In the Numbers Freaks Corner, the TURBOANT R9 scores 2 points against the ANGWATT F1 NEW's 8. In the Author's Category Battle, the TURBOANT R9 gets 21 ✅ versus 26 ✅ for ANGWATT F1 NEW (with a few ties sprinkled in).

Totals: TURBOANT R9 scores 23, ANGWATT F1 NEW scores 34.
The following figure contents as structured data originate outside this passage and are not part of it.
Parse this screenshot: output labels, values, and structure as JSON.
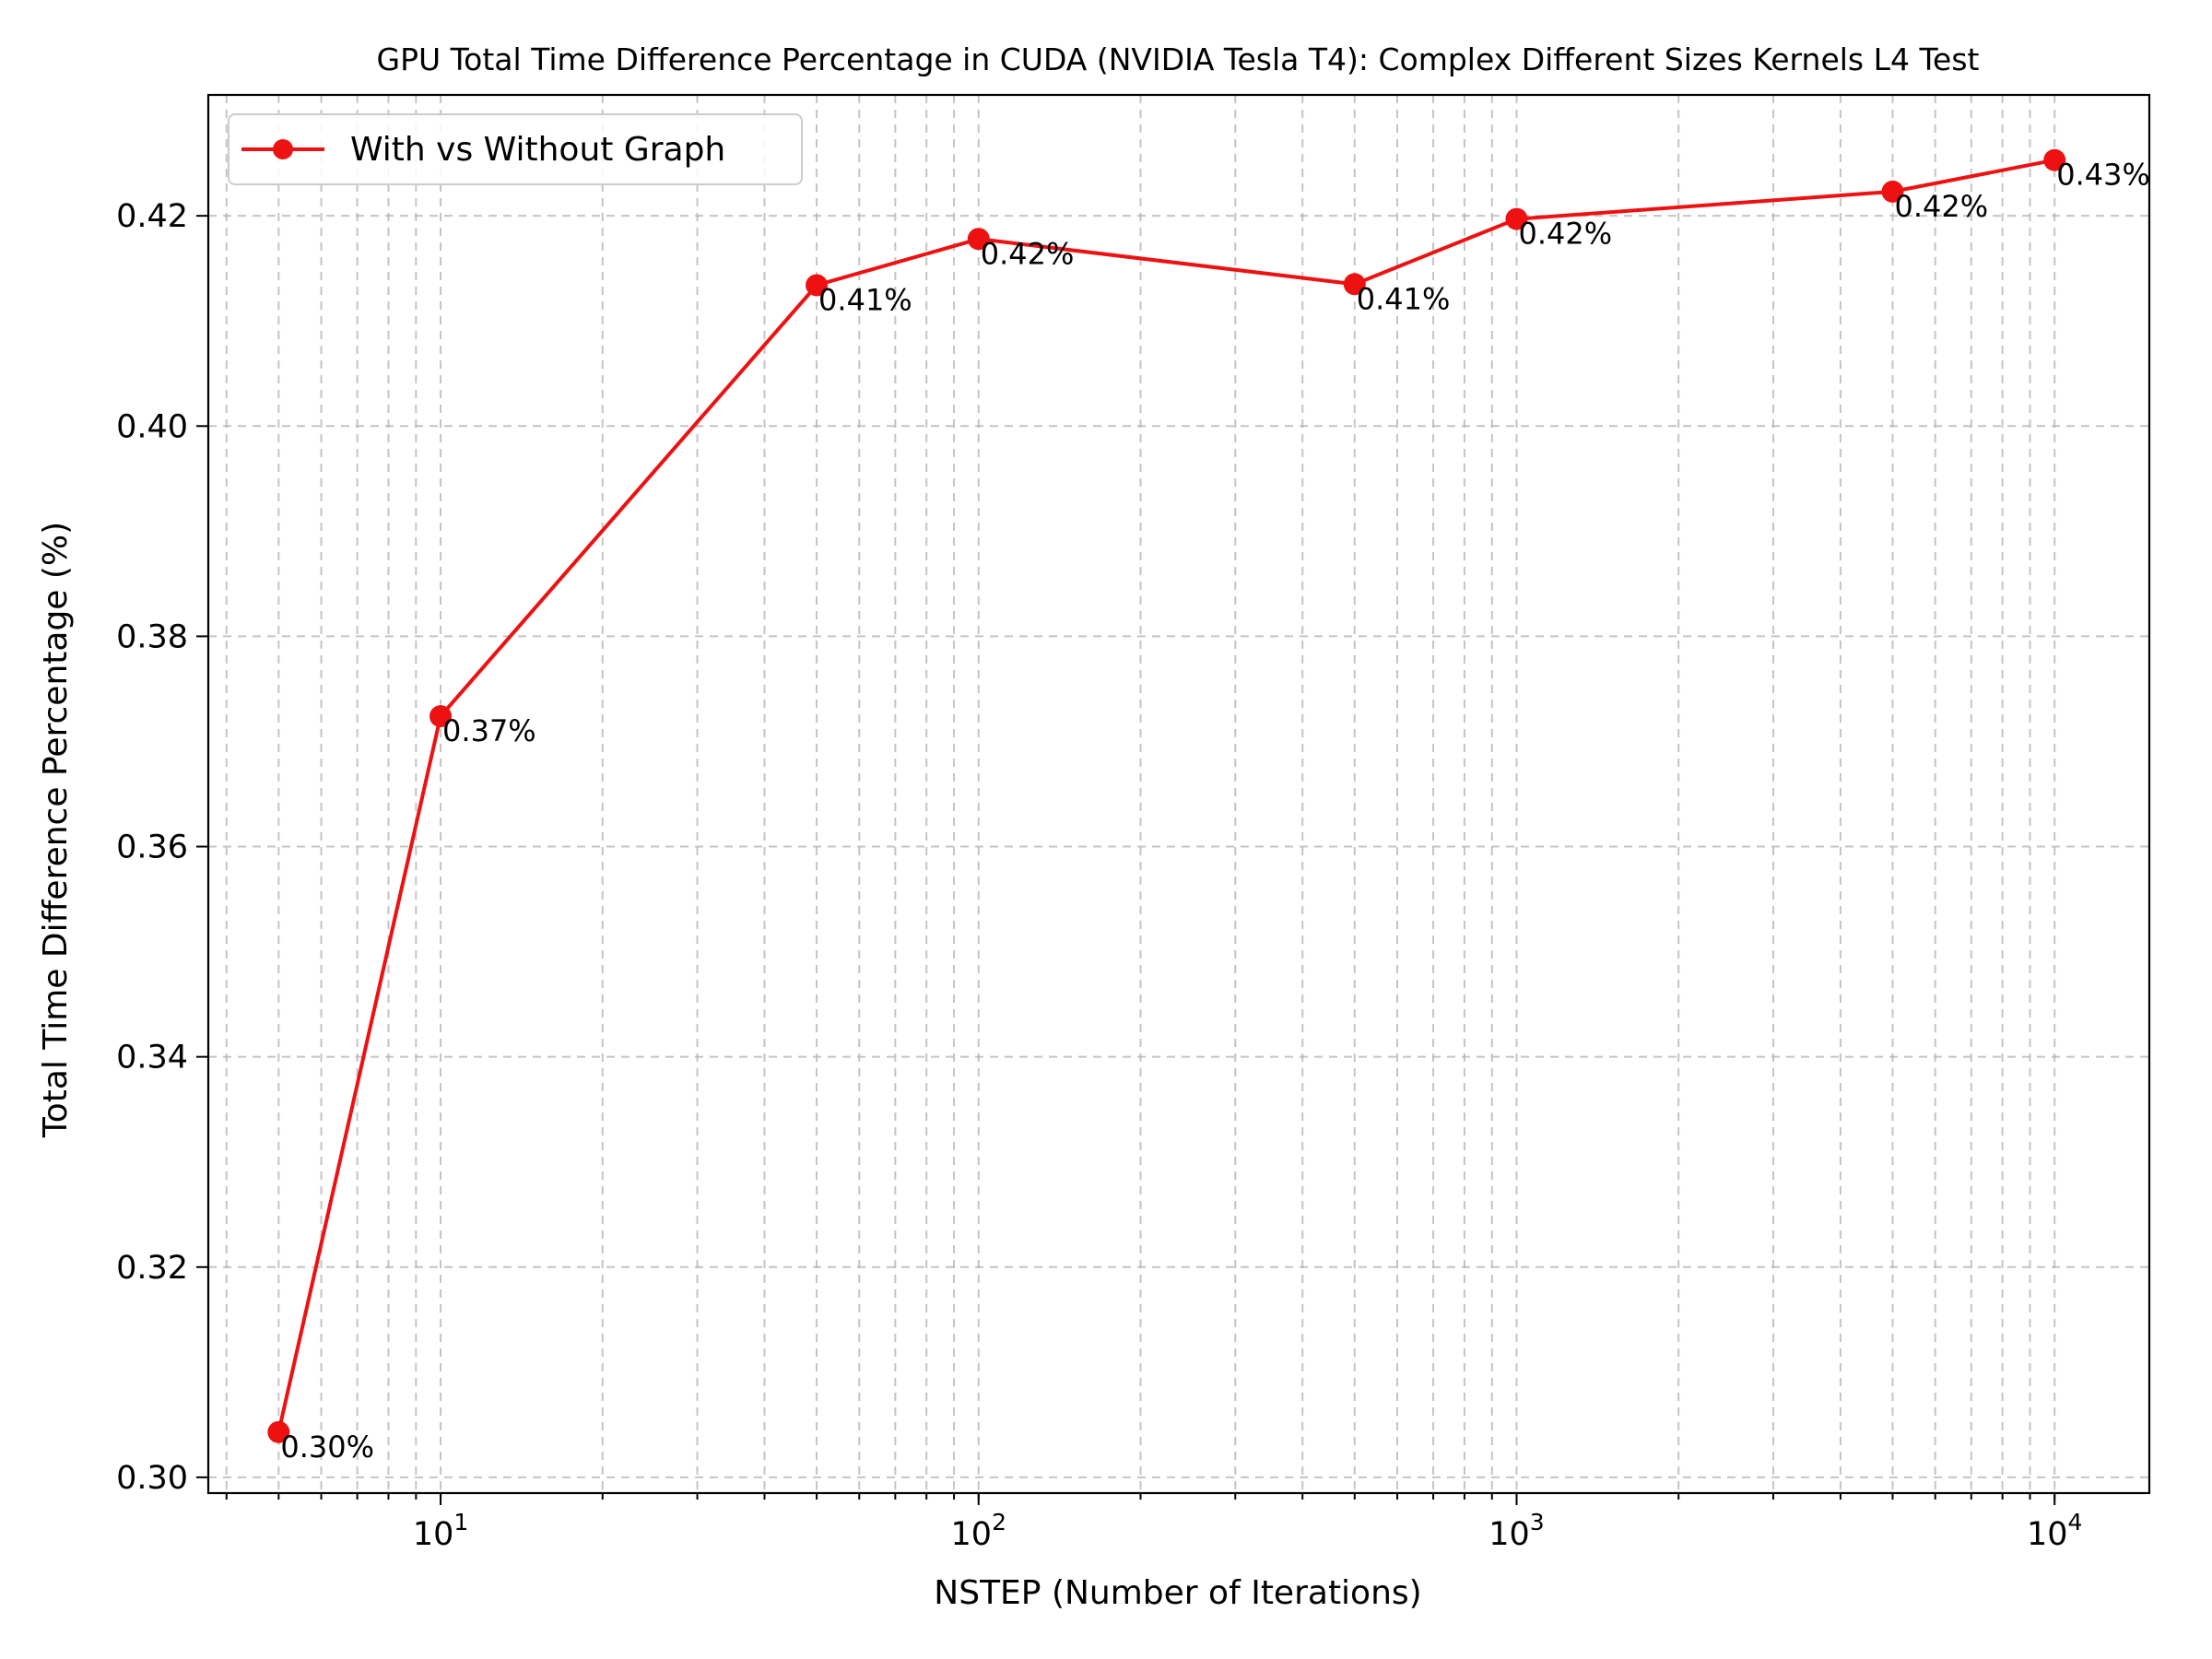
{
  "chart_data": {
    "type": "line",
    "title": "GPU Total Time Difference Percentage in CUDA (NVIDIA Tesla T4): Complex Different Sizes Kernels L4 Test",
    "xlabel": "NSTEP (Number of Iterations)",
    "ylabel": "Total Time Difference Percentage (%)",
    "x_scale": "log",
    "xlim": [
      3.7,
      15000
    ],
    "ylim": [
      0.2985,
      0.4315
    ],
    "x_ticks": [
      10,
      100,
      1000,
      10000
    ],
    "x_tick_labels": [
      {
        "base": "10",
        "exp": "1"
      },
      {
        "base": "10",
        "exp": "2"
      },
      {
        "base": "10",
        "exp": "3"
      },
      {
        "base": "10",
        "exp": "4"
      }
    ],
    "y_ticks": [
      0.3,
      0.32,
      0.34,
      0.36,
      0.38,
      0.4,
      0.42
    ],
    "y_tick_labels": [
      "0.30",
      "0.32",
      "0.34",
      "0.36",
      "0.38",
      "0.40",
      "0.42"
    ],
    "grid": true,
    "legend_position": "top-left",
    "series": [
      {
        "name": "With vs Without Graph",
        "color": "#ee1111",
        "marker": "circle",
        "x": [
          5,
          10,
          50,
          100,
          500,
          1000,
          5000,
          10000
        ],
        "y": [
          0.3043,
          0.3724,
          0.4134,
          0.4178,
          0.4135,
          0.4197,
          0.4223,
          0.4253
        ],
        "labels": [
          "0.30%",
          "0.37%",
          "0.41%",
          "0.42%",
          "0.41%",
          "0.42%",
          "0.42%",
          "0.43%"
        ]
      }
    ]
  }
}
Based on the scoring, the ANGWATT F1 NEW is our overall winner. From the saddle, the Angwatt F1 NEW simply feels like the more serious machine: it pulls harder, keeps going long after the R9 would be hunting for a charger, and shrugs off rough roads with the calm of something built for actual daily use. The TurboAnt R9 is undeniably pleasant and familiar, but once you've lived with both, it's hard to escape the sense that you're giving up a lot of real-world capability for a bit of polish. If your heart wants the scooter that will make every commute feel like a little adventure, the F1 NEW is the one that keeps you curious about taking the longer way home. The R9 does a respectable job - but the Angwatt is the one that really earns its place in a rider's life, not just in their hallway.

That's our verdict when we try to stay objective – but hey, riding is mostly about emotions anyway, so pick the one that will make you look forward to your commute every single day.